When he saw her again, she was 20 meters away and appeared to be floating.
Knowles then cried out for help. The same witness who had seen the couple earlier came to their aid, crossing a wide channel which contained a dangerous tear, before locating Bourke. She could not be revived.
Bourke and Knowles were engaged and living together in Kirkstall.

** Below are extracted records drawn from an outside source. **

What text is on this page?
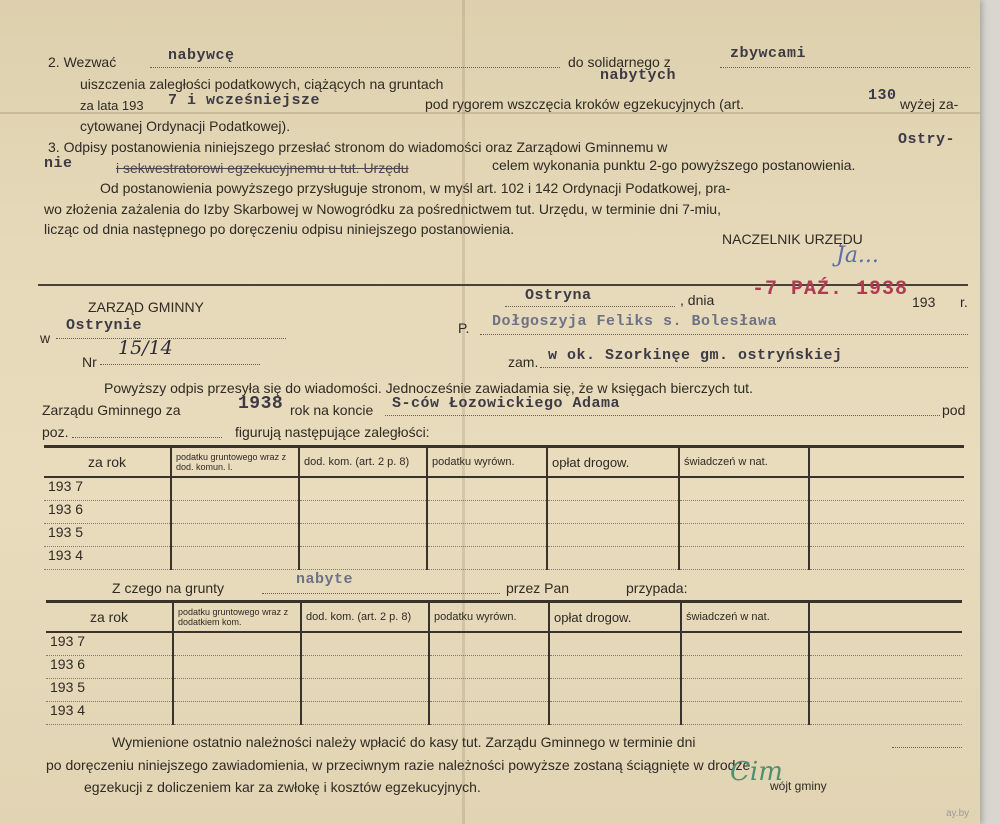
2. Wezwać	nabywcę	do solidarnego z	zbywcami
uiszczenia zaległości podatkowych, ciążących na gruntach	nabytych
za lata 193 7 i wcześniejsze	pod rygorem wszczęcia kroków egzekucyjnych (art.	130 wyżej za-
cytowanej Ordynacji Podatkowej).
3. Odpisy postanowienia niniejszego przesłać stronom do wiadomości oraz Zarządowi Gminnemu w	Ostry-
nie	i sekwestratorowi egzekucyjnemu u tut. Urzędu	celem wykonania punktu 2-go powyższego postanowienia.
Od postanowienia powyższego przysługuje stronom, w myśl art. 102 i 142 Ordynacji Podatkowej, pra-
wo złożenia zażalenia do Izby Skarbowej w Nowogródku za pośrednictwem tut. Urzędu, w terminie dni 7-miu,
licząc od dnia następnego po doręczeniu odpisu niniejszego postanowienia.
NACZELNIK URZĘDU
Ja...
ZARZĄD GMINNY
w
Ostrynie
Nr
15/14
Ostryna	, dnia -7 PAŹ. 1938
193 r.
P. Dołgoszyja Feliks s. Bolesława
zam. w ok. Szorkinęe gm. ostryńskiej
Powyższy odpis przesyła się do wiadomości. Jednocześnie zawiadamia się, że w księgach bierczych tut.
Zarządu Gminnego za	1938 rok na koncie S-ców Łozowickiego Adama	pod
poz.	figurują następujące zaległości:
za rok	podatku gruntowego wraz z dod. komun. l.	dod. kom. (art. 2 p. 8)	podatku wyrówn.	opłat drogow.	świadczeń w nat.	
193 7						
193 6						
193 5						
193 4						
Z czego na grunty	nabyte	przez Pan	przypada:
za rok	podatku gruntowego wraz z dodatkiem kom.	dod. kom. (art. 2 p. 8)	podatku wyrówn.	opłat drogow.	świadczeń w nat.	
193 7						
193 6						
193 5						
193 4						
Wymienione ostatnio należności należy wpłacić do kasy tut. Zarządu Gminnego w terminie dni
po doręczeniu niniejszego zawiadomienia, w przeciwnym razie należności powyższe zostaną ściągnięte w drodze
egzekucji z doliczeniem kar za zwłokę i kosztów egzekucyjnych.	wójt gminy
Cim
ay.by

But her family was so concerned about her history of abuse against them and being the only witness to Johnston’s death that they urged a coroner to hold an inquest into Bourke’s death.
They later withdrew the claim and a coroner, Caitlin English, made a finding in the death – without holding an inquest – which cleared Knowles of any involvement despite a number of ‘unusual aspects’ of the drowning during of the “first examination”.
She was convinced that Knowles had been violent towards Bourke and that as the only witness to Johnston’s assault she could implicate Knowles in the death, but found no evidence that the drowning was anything other than an accident. “caused by dangerous sea conditions”.
Despite being linked to two suspicious deaths in as many years, Knowles carried on as before. At the time of the Johnston inquest, he had a criminal record of over 50 pages and was due to appear in court again three days after his death.
But at some point on July 22, it appears he got into a run-in with another Kirkstall man, Travis Cashmore.
Knowles, 49, walked more than an hour from Kirkstall to the larger town of Koroit most days, often with her companion Benjamin Ray, local residents told Guardian Australia.
Cashmore found them on the road between towns that morning and ended their lives. We may never know why, but the police are preparing a report for the coroner.
At some point in the days following the deaths, a sign was screwed to Cashmore’s door.
“Free,” it read in big black letters, “Trav! You and the Kirkstall community are now free from Kevin Knowles. TO TEAR APART.”